Es ist, als würden die privaten Fernsehsender Gebühren verlangen von Fernsehzeitschriften, wie etwa Hörzu oder TVdirekt. Schliesslich drucken diese Magazine ihr Fernseh-Programm und verkaufen drumherum Anzeigenplatz. Das läuft schon seit vier Jahrzehnten so – ganz ohne Ruf nach Leistungsschutzrecht. Stattdessen besaßen die Medienhäuser ja bald sowohl Fernsehsender als auch Programmzeitschriften. So flossen die unterschiedlichen Werbe-Erlöse in dieselbe Tasche. Und heute? Viele Verbraucher nutzen heutzutage eben keine Programmzeitschrift sondern einen digitalen „Electronic Program Guide“ (EPG). Der ist stets aktualisiert und verlinkt, personalisierbar und programmierbar, multimedial sowie auf Mobilgeräten verfügbar. Ein toller Dienst, für den ich per Jahresgebühr bezahle. So etwas sollten die Sender am besten selbst anbieten. Ach, machen sie ja bereits? Aber eben nur bei Fernseh-Programmzeitschriften.

Im Grunde will man also mit dem Leistungsschutzrecht einem dynamischen Teil der Kreativwirtschaft (originären Internet-Firmen) gut funktionierende Geschäftsmodelle per Abgaben einschränken lassen. Genau jene Geschäfte übrigens, welche ein anderer Teil der Kreativwirtschaft (Labels, Studios, Verlage) über Jahre verschlafen, ja, schlicht vermasselt hat. Doch, Moment mal, spricht daraus nicht eine klassische Wettbewerbs-Entwicklung? Freie Märkte, Innovation, Verdrängung – Kapitalismus, eben? Und jetzt soll ausgerechnet jener Staat, den die privaten Medienkonzerne so gerne aus ihren Märkten und Wettbewerben draußen halten wollen, dessen Beharren auf ein öffentlich-rechtliches Rundfunk-System den Verbands-Lobbyisten immer wieder ein Dorn im neoliberalen Auge ist, genau dieser Staat soll nun ein Leistungsschutzrecht in ein Gesetz giessen, das quasi den einen Teil der Kreativwirtschaft vor den Wettbewerbsaktivtäten des anderen schützt? (Schlimmer noch: Das Leistungsschutzrecht soll zudem auf Kosten der eigentlichen Urheber und Schöpfer – Autoren, Illustratoren, Fotografen etc. – die nutzungsrechtliche Position der Produzenten und Verwerter künstlich aufwerten.) Es zeigt sich: die offenbar für die Politik schnell zusammengeschweißte Konstruktion „Kreativwirtschaft“ präsentiert sich mit dem Ruf nach Regulierung und Wettbewerbseingriff als uneiniges Gebilde, als ein wackeliges Lobby-Gerüst.

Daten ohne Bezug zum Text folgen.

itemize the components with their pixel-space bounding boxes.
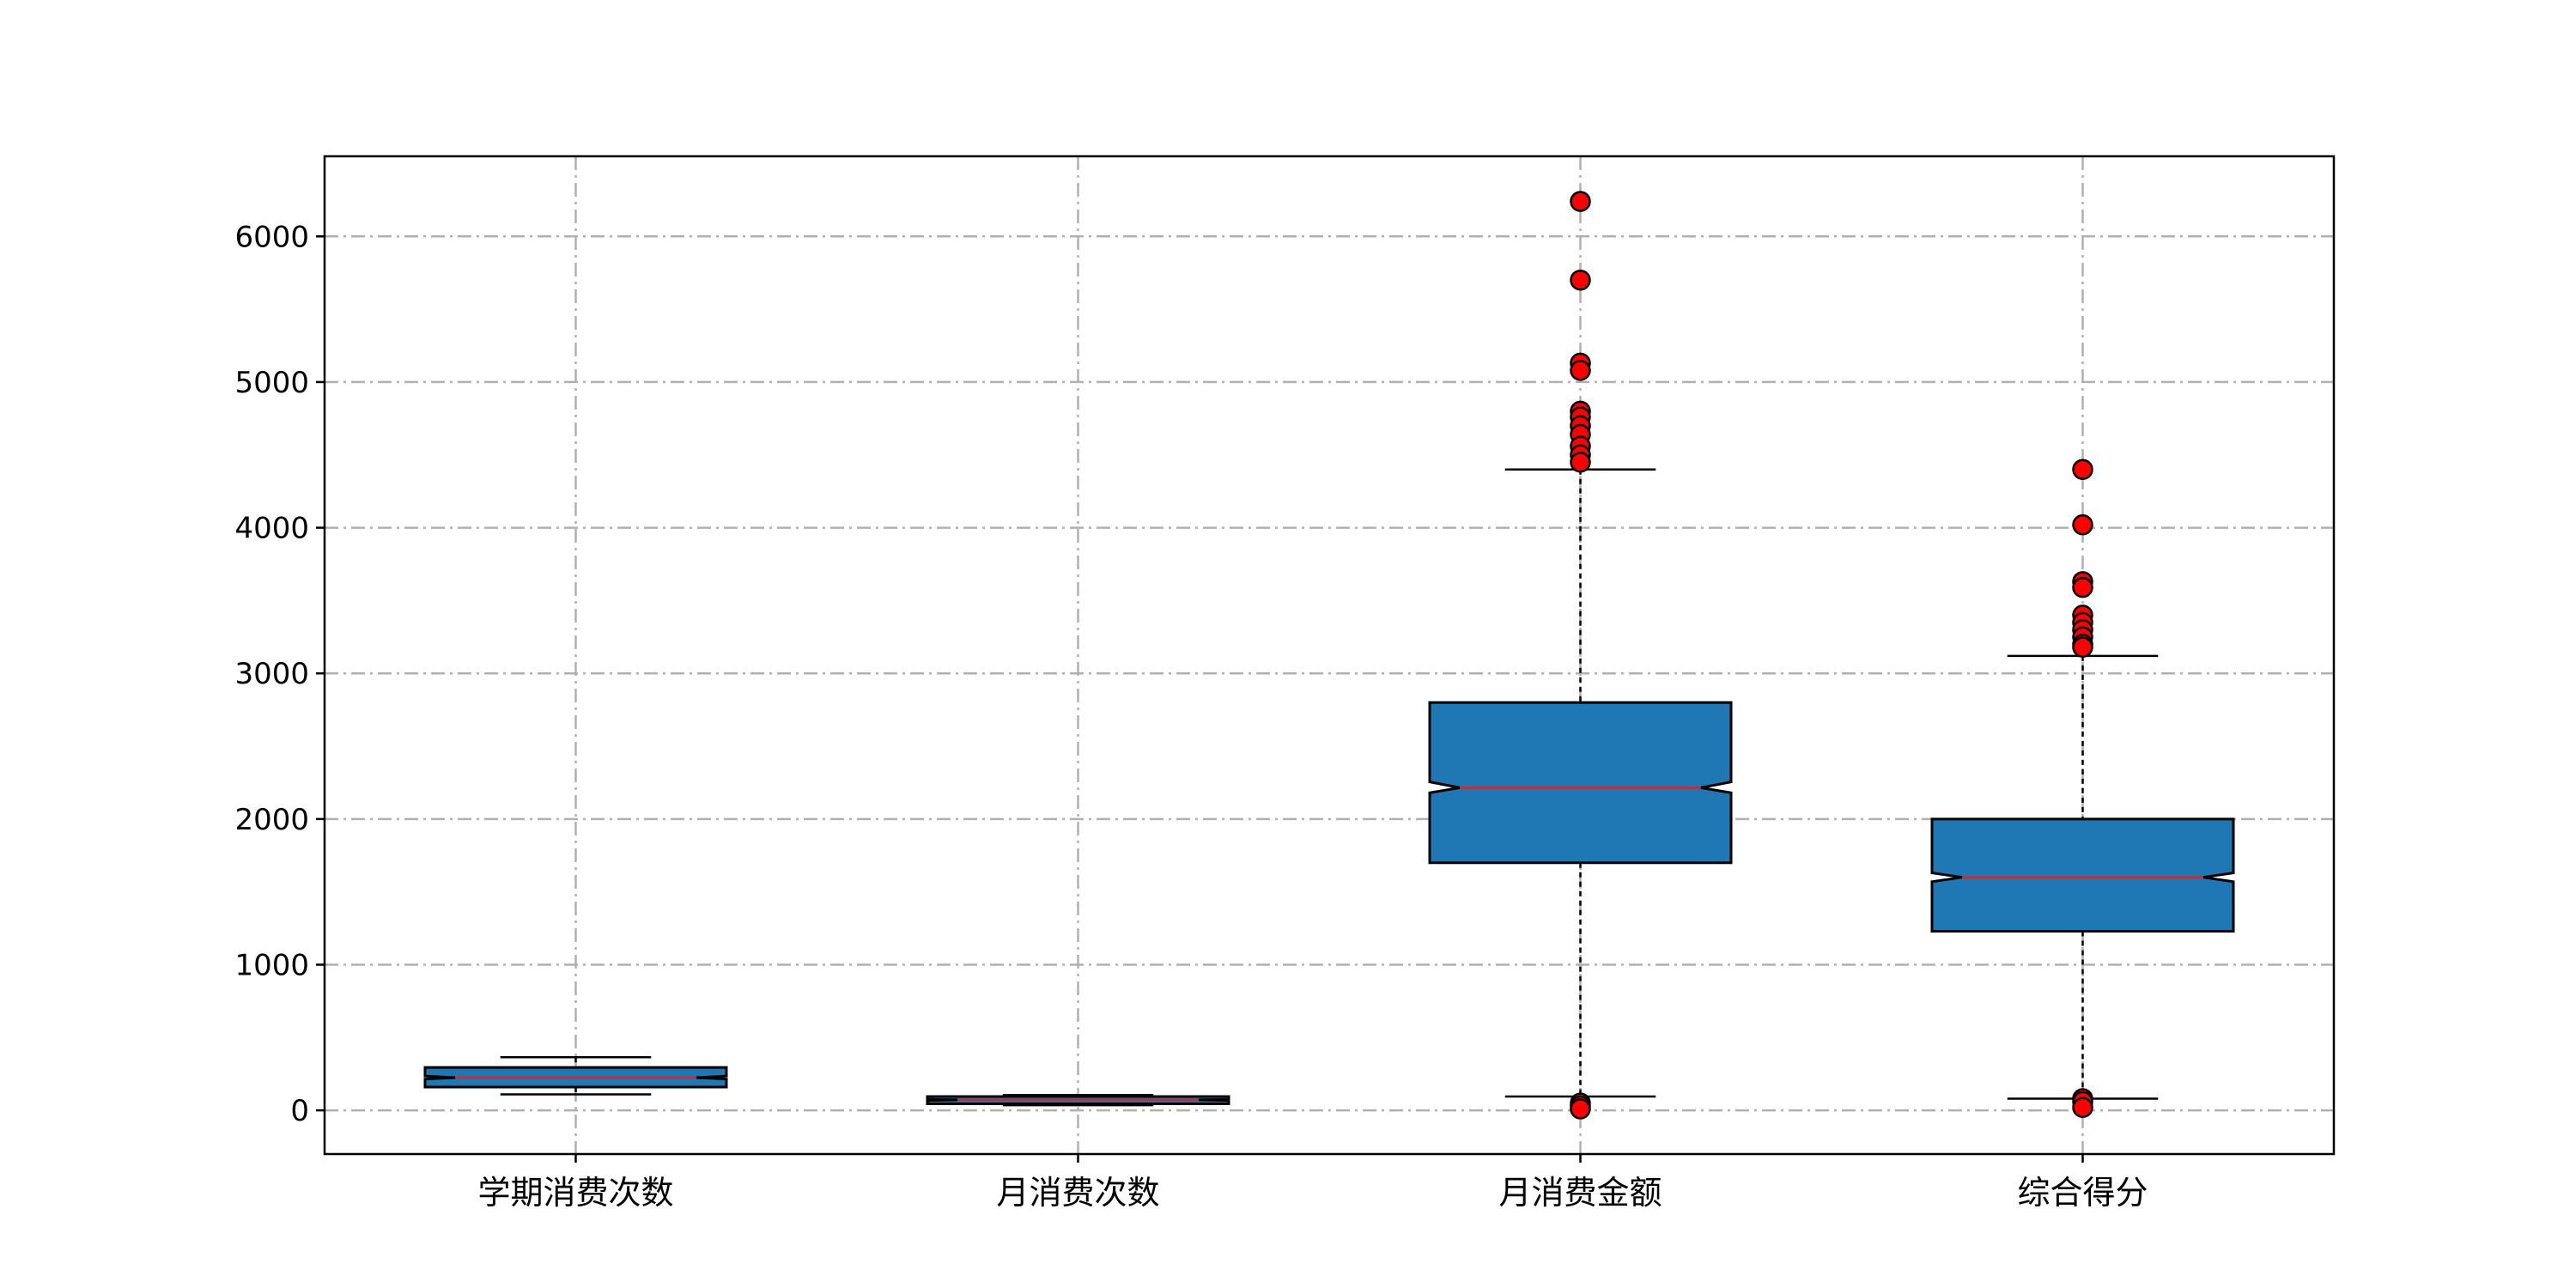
y-tick-label: 4000 [234, 512, 309, 546]
x-category-label: 综合得分 [2017, 1174, 2148, 1212]
y-tick-label: 6000 [234, 220, 309, 254]
box-body [1930, 817, 2235, 933]
y-tick-label: 0 [290, 1094, 309, 1128]
outlier-point [1570, 360, 1591, 381]
outlier-point [1570, 451, 1591, 473]
x-category-label: 月消费次数 [996, 1174, 1159, 1212]
plot-area-frame [323, 155, 2336, 1156]
x-category-label: 月消费金额 [1498, 1174, 1662, 1212]
box-group [1930, 459, 2235, 1118]
x-category-label: 学期消费次数 [477, 1174, 673, 1212]
y-tick-label: 1000 [234, 948, 309, 982]
outlier-point [2072, 459, 2093, 480]
outlier-point [2072, 576, 2093, 598]
box-body [1428, 701, 1733, 865]
outlier-point [2072, 636, 2093, 658]
y-tick-label: 3000 [234, 657, 309, 691]
outlier-point [2072, 1097, 2093, 1118]
box-group [1428, 191, 1733, 1120]
outlier-point [2072, 513, 2093, 536]
outlier-point [1570, 269, 1591, 291]
y-tick-label: 2000 [234, 803, 309, 837]
outlier-point [1570, 191, 1591, 212]
x-axis: 学期消费次数 月消费次数 月消费金额 综合得分 [477, 1154, 2148, 1212]
y-tick-label: 5000 [234, 366, 309, 400]
y-axis: 0 1000 2000 3000 4000 5000 6000 [234, 220, 325, 1128]
box-group [423, 1055, 728, 1096]
outlier-point [1570, 1098, 1591, 1120]
box-series [423, 191, 2235, 1120]
box-group [926, 1094, 1230, 1107]
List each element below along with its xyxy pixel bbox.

Statt den sehr wohl für Produkte und Services zahlenden, Online-Anzeigen wahrnehmenden und abrechenbare Klicks ersurfenden Verbrauchern die Schuld an einer vermeintlichen Medienkrise und einem noch vermeintlicheren Kulturverlust zu geben, sollten sich die Akteure dieser „Kreativwirtschaft“ besser mehr mit sich selbst auseinandersetzen.